In the tradition of emergency responses eroding our social liberties, if we are not vigilant of the increased technological surveillance and state and corporate control over our lives and widespread loss of civil and democratic rights during this crisis, we may not be able to get them back.

In the midst of the pandemic, Bill Gates is calling for a digital certificate” to identify individuals receiving the upcoming Covid-19 vaccine. Backed by a massive organization called ID2020, these certificates are expected to be used to grant access to other social and economic rights and services. Mass vaccination to eradicate Covid-19 is seen as the opportunity to introduce a worldwide digital ID, and ID2020 is already testing one in Bangladesh that is biometrically linked” to fingerprints.

Reportedly, a covert way to embed the record of a vaccination directly in a patient’s skin” – called a quantum dot tattoo” – is also being researched at the Massachusetts Institute of Technology with support from the Bill and Melinda Gates Foundation.

Mindfulness and activism

In response to this unprecedented crisis, if more and more educated and relatively privileged mindfulness meditators simply turn inward, they will become a part of the problem and not a part of the solution. Sitting on a cushion and closing one’s eyes to escape the fear and horror, only turning inward, we fail to extend our awareness to these developments and their ethical, social justice and ecological implications.

We cannot let mindfulness practice drawn from the Buddha’s profound teaching become a new soma, the suppressive-escapist elixir distributed in Aldous Huxley’s Brave New World to pacify, silence and disengage people from difficult and painful social realities.

But the silence of meditation practice and the collective action of social movements need not be antithetical; in fact, they can complement each other in creative and diverse ways. We need to explore the many ways that the inner transition of awareness, compassion and resilience from mindfulness meditation – and other practices, such as communion with nature, prayer and chanting – can be applied to an outer political and economic transition in order to meet the unprecedented challenges of the Covid-19 pandemic, the economic recession and the survival of humankind.

Faced with the deranged and apocalyptic path of neoliberal post-industrialism, increasing numbers of groups are distancing themselves from agribusiness and megalithic corporations and living and working in ecological and community based ways on the land with each other. The Covid-19 crisis makes it abundantly clear that electing ethical and responsible individuals into political office, people’s representatives who can uphold environmental sustainability and human well-being over corporate profit, is both an act of ethical mindfulness and political activism.

The culturally conditioned, media-driven belief that we cannot do much to change the world is mistaken. The origin and historical evolution of the dominant trajectory of global military and economic expansion is attributable to a small elite.

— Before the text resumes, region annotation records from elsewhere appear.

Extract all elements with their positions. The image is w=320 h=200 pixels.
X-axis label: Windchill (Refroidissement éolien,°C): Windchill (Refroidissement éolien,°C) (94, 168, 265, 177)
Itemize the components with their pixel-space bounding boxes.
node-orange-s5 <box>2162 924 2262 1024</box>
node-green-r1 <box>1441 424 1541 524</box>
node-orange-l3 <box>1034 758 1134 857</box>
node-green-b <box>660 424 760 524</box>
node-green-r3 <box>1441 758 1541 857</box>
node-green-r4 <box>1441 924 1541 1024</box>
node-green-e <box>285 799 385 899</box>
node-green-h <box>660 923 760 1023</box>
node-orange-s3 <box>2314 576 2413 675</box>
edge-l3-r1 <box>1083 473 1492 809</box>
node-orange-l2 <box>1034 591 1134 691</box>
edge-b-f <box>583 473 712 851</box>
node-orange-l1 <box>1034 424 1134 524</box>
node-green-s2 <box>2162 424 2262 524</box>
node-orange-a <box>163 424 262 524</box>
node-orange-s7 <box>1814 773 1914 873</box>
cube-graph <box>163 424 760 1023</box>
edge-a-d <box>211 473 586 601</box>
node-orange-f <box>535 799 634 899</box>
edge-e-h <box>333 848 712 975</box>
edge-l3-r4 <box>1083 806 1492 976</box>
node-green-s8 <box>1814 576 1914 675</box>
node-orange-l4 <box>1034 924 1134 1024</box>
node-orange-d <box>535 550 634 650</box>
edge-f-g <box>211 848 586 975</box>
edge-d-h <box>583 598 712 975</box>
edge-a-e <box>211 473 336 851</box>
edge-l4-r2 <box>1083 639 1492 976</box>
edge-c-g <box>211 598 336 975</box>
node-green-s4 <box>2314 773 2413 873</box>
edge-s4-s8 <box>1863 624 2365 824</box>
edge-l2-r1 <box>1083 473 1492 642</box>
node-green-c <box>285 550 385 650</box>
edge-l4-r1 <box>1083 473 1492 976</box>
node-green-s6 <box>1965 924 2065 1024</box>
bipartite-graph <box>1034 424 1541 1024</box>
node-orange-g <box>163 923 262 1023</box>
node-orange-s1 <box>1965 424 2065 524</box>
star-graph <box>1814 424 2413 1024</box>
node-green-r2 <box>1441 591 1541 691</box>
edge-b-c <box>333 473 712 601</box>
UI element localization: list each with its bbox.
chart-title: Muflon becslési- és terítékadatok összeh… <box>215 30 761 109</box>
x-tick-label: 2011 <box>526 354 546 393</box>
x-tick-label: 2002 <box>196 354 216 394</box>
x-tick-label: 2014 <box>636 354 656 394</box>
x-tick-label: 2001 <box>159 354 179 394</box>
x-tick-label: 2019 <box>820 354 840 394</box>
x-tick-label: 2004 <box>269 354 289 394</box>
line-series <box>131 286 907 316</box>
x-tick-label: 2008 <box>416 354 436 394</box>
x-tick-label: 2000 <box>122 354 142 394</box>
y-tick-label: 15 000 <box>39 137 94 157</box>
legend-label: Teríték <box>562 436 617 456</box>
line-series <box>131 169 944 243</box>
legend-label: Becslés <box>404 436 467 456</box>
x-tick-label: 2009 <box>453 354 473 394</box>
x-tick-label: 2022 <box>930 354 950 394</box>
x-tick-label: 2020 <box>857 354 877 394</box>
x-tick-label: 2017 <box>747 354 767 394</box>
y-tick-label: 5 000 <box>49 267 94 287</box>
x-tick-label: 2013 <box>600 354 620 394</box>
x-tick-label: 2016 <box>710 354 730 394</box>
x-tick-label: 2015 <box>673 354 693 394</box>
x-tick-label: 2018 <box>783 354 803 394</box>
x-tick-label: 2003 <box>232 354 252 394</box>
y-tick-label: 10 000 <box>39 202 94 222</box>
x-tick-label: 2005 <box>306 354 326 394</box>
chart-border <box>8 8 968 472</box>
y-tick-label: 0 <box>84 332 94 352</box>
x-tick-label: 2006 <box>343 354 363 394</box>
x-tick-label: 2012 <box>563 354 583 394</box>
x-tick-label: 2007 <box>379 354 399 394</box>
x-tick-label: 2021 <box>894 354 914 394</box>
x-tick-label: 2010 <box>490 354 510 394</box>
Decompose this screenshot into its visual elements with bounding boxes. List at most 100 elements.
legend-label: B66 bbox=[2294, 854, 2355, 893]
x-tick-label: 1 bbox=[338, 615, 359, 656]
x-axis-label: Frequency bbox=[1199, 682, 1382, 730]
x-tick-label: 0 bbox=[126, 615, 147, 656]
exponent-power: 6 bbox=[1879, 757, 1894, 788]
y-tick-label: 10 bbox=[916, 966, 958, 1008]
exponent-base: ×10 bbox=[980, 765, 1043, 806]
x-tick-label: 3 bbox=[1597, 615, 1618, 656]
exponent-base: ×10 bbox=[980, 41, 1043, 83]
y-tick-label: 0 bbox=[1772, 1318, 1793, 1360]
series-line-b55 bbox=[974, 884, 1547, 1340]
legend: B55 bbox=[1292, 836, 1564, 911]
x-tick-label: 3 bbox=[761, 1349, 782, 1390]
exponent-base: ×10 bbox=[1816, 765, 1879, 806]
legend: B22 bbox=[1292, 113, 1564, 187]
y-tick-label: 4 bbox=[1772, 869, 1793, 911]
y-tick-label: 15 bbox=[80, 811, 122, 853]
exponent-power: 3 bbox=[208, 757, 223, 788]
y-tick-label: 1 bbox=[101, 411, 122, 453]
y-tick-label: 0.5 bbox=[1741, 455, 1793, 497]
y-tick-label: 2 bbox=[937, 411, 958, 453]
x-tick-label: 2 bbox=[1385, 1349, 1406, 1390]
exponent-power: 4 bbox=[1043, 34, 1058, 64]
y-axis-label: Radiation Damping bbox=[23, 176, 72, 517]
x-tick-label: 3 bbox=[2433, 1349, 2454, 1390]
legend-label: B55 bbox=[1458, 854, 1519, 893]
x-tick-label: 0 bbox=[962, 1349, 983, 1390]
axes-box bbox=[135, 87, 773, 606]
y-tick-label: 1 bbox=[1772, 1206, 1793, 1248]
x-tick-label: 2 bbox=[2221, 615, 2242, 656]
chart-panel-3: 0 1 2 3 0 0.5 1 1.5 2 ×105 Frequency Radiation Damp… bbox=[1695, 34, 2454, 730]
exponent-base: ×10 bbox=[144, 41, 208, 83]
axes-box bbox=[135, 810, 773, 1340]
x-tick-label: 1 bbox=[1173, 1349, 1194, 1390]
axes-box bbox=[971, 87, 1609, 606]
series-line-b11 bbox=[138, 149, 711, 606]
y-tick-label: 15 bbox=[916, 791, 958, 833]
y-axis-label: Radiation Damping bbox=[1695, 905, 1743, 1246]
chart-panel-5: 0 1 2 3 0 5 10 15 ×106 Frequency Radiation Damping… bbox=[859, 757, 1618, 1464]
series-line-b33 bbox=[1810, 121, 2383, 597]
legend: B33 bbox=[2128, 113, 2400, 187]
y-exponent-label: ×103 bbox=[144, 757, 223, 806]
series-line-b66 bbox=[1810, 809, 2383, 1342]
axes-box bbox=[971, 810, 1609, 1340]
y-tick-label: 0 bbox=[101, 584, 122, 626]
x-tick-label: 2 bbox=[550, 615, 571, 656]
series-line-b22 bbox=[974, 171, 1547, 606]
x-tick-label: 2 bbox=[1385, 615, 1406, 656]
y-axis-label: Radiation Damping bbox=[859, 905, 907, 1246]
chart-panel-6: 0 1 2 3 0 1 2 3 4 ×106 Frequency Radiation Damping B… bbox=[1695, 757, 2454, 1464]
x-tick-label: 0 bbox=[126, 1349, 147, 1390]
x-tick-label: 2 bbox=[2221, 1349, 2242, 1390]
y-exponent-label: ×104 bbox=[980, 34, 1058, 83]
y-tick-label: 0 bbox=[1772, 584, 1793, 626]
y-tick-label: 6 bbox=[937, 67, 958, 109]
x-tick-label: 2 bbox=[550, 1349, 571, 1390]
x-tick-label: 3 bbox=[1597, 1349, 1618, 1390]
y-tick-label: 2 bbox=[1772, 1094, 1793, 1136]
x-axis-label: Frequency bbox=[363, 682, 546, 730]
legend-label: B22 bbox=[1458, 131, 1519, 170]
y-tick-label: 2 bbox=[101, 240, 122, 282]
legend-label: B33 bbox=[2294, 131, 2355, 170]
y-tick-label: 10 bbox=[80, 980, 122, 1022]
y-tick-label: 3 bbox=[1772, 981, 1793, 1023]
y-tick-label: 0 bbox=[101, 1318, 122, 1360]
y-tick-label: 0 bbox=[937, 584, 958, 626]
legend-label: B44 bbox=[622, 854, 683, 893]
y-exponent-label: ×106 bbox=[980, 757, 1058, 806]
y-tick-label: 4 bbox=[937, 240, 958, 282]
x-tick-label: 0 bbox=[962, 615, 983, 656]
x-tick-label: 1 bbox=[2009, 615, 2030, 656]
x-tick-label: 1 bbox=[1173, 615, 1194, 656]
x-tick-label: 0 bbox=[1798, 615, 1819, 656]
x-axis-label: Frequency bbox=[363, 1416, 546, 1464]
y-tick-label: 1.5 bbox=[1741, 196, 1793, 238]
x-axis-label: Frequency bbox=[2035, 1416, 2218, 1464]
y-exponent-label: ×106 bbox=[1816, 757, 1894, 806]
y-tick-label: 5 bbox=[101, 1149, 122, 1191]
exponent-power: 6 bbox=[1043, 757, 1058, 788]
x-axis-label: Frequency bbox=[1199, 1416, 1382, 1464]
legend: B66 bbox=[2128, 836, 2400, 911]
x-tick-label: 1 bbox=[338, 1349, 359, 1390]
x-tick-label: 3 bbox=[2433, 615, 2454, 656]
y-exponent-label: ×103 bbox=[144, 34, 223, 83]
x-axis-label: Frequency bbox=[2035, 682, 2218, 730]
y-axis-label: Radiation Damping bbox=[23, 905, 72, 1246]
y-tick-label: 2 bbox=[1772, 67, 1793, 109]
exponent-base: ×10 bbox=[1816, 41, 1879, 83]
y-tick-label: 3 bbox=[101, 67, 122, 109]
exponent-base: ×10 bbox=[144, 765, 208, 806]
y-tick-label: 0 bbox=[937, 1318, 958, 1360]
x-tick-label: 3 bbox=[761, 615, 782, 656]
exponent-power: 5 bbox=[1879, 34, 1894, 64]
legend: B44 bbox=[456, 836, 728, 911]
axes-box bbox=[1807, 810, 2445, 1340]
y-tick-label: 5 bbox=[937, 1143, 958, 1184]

Understandably, most people are currently preoccupied with survival, but it is possible for some of us, including mindfulness meditators, to awaken ourselves to the larger social and ecological realities and exercise our agency, rights and responsibilities as parents, teachers, citizens and humans.

As the late cultural anthropologist Margaret Mead said, Never doubt that a small group of thoughtful, committed citizens can change the world; indeed, it’s the only thing that ever has.”